Bundesgerichtshof Entscheidungen

Zur Ermächtigung eines Grundstückskäufers durch den bisherigen Vermieter zur Vornahme einer Mieterhöhung - VIII ZR 203/13 -


Der unter anderem für das Wohnraummietrecht zuständige VIII. Zivilsenat des Bundesgerichtshofs hat im März 2014 folgende Entscheidung verkündet:

BGB §§ 558a, 566 Abs. 1

Der Käufer einer vermieteten Wohnung kann vom Verkäufer ermächtigt werden, schon vor der Eigentumsumschreibung im Grundbuch und des damit verbundenen Eintritts des Käufers in die Vermieterstellung (§ 566 Abs. 1 BGB) im eigenen Namen ein Mieterhöhungsbegehren gemäß § 558a BGB zu stellen.
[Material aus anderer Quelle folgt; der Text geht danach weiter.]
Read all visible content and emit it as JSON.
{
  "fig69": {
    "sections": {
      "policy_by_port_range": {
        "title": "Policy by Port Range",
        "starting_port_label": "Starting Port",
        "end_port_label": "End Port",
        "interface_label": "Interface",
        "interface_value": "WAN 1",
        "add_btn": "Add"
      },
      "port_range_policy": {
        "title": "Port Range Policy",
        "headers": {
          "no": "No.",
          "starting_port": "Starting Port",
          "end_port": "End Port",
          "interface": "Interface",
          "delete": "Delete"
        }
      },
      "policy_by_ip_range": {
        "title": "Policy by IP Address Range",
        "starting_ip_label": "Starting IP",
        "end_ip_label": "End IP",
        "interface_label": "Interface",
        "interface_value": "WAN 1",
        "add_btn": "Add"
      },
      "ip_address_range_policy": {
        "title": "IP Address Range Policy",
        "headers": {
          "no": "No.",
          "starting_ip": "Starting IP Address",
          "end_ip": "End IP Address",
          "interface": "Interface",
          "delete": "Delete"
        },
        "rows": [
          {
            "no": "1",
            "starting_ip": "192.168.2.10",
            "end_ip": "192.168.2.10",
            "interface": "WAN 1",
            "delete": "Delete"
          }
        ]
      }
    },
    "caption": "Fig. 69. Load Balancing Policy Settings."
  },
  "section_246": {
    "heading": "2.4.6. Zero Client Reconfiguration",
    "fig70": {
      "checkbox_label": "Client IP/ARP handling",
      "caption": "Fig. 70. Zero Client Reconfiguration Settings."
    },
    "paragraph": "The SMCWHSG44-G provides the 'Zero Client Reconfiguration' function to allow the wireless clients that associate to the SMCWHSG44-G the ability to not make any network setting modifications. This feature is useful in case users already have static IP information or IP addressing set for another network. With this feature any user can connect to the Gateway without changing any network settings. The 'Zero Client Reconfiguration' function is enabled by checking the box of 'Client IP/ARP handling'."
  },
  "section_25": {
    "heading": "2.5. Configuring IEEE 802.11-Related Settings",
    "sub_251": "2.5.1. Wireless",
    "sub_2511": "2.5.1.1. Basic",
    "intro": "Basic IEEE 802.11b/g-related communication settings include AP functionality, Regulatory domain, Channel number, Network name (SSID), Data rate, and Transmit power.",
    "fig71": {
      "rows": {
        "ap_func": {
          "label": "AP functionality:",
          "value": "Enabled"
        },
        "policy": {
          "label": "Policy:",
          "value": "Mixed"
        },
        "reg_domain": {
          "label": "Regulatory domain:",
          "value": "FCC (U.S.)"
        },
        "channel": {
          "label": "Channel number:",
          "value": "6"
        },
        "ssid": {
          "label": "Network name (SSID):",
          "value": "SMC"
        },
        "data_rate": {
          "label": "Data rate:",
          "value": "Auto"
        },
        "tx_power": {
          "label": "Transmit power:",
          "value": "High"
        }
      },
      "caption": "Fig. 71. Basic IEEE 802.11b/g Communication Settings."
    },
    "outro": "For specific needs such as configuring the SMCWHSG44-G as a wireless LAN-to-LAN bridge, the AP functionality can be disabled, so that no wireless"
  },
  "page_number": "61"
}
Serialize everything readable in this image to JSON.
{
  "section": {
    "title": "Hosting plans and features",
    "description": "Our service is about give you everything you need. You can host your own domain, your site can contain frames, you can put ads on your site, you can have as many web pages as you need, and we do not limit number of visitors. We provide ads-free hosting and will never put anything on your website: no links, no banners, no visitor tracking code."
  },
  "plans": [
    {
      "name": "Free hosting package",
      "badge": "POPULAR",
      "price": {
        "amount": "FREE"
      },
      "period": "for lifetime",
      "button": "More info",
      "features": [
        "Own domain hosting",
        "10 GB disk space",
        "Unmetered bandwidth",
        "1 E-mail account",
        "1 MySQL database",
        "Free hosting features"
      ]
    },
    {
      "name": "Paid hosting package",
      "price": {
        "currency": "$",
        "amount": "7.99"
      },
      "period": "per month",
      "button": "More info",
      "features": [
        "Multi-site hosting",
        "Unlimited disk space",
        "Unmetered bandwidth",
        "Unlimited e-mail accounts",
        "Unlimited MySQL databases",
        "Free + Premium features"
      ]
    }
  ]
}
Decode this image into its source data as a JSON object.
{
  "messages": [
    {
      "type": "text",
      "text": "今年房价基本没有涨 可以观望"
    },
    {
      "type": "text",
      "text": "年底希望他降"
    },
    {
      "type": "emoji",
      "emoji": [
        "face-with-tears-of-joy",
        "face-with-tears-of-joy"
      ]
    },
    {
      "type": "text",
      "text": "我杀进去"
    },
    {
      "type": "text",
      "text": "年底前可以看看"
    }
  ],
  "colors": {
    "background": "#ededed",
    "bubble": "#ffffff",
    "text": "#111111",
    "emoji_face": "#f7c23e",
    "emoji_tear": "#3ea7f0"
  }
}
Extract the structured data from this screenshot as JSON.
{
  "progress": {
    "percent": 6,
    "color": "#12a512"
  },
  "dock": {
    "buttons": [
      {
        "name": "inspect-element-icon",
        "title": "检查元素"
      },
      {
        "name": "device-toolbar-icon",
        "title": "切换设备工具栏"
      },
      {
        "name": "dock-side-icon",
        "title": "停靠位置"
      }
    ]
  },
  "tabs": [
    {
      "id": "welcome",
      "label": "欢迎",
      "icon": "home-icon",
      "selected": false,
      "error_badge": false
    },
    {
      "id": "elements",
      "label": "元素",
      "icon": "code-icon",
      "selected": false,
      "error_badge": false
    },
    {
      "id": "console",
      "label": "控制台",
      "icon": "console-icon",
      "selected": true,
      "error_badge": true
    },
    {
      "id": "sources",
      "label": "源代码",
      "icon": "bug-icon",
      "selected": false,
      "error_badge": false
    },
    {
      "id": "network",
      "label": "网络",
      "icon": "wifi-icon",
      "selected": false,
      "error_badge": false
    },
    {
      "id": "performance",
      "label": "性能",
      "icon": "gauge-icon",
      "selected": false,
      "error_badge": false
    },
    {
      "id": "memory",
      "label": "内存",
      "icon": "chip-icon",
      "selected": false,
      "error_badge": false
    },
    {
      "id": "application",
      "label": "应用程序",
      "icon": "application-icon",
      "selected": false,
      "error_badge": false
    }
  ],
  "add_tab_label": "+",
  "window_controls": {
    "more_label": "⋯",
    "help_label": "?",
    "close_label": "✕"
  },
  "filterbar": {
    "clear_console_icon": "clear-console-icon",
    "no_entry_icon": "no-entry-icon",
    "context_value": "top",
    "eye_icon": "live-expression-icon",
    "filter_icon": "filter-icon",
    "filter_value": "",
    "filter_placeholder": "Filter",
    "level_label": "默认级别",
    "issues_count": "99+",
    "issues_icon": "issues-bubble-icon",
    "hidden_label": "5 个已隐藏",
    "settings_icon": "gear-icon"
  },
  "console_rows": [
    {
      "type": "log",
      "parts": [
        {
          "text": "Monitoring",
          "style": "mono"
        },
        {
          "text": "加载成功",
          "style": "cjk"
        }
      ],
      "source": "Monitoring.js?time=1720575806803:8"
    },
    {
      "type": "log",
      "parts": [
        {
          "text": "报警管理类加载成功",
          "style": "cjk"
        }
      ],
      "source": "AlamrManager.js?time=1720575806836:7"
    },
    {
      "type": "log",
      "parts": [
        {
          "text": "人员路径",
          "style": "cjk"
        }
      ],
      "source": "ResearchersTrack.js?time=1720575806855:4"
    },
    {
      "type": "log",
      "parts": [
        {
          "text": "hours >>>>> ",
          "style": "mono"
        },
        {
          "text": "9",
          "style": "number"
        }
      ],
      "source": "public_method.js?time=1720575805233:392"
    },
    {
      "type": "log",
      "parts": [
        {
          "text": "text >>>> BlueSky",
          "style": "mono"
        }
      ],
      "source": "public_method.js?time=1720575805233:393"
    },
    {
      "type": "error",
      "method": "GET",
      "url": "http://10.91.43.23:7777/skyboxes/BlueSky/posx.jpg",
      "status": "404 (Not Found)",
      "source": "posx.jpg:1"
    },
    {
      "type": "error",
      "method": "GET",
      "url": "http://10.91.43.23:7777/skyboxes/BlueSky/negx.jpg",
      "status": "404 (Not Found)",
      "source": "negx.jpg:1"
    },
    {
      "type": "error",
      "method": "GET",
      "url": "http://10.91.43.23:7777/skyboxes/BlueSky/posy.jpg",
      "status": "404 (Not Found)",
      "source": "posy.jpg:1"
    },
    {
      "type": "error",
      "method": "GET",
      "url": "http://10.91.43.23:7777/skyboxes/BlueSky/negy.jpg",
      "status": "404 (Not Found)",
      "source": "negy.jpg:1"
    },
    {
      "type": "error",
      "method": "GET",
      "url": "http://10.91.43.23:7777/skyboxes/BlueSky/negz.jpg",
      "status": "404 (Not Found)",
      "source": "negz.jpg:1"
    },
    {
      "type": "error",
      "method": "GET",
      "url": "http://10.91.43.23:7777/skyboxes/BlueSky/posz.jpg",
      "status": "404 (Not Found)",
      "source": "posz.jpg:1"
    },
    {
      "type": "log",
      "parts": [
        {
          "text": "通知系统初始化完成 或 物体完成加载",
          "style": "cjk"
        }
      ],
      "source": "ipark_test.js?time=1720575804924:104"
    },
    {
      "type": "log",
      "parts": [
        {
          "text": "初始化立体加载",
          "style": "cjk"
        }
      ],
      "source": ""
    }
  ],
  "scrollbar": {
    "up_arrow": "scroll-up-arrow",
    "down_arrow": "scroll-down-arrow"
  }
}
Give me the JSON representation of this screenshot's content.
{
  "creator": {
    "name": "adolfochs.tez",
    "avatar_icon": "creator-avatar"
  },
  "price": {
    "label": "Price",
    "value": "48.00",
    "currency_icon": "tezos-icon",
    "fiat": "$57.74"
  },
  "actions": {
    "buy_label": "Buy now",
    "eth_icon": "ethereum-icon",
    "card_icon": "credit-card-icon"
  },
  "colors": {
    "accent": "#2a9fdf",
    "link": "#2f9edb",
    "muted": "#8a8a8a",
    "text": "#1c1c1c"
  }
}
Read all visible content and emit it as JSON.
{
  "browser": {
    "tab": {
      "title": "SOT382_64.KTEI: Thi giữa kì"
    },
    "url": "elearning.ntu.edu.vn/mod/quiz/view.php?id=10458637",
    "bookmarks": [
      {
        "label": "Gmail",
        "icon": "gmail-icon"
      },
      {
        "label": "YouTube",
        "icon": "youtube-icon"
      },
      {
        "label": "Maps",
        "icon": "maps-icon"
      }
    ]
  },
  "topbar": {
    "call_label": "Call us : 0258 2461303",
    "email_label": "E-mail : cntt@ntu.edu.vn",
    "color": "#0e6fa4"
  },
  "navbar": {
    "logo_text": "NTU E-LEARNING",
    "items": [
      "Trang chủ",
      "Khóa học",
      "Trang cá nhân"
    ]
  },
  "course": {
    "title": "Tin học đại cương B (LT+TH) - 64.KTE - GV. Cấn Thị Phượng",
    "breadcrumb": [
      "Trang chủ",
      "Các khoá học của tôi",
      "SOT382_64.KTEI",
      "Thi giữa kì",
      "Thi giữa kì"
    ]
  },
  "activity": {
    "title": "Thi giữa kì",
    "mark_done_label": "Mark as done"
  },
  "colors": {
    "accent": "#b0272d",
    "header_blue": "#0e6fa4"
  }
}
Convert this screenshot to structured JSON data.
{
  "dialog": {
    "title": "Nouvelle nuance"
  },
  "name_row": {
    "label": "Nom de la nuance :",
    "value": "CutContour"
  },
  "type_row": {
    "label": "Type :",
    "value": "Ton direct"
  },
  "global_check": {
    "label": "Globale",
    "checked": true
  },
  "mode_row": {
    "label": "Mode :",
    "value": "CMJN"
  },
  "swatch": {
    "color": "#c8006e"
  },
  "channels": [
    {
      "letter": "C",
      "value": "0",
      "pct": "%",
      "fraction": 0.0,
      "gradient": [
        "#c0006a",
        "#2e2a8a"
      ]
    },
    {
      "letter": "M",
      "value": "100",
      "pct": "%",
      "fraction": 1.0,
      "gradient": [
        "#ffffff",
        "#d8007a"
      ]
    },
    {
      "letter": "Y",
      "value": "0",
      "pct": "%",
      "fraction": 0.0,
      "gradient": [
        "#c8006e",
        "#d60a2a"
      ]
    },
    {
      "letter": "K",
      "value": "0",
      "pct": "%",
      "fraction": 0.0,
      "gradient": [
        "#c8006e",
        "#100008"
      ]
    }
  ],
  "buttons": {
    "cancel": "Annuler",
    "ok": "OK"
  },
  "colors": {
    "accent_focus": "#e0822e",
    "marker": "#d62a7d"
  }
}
Die Wirksamkeit des Mieterhöhungsverlangens hängt nicht davon ab, dass die Ermächtigung offen gelegt wurde.


Tenor:

Die Revision der Klägerin gegen das Urteil der 11. Zivilkammer des Landgerichts Frankfurt am Main vom 27. Juni 2013 wird zurückgewiesen.

Die Klägerin hat die Kosten des Revisionsverfahrens zu tragen.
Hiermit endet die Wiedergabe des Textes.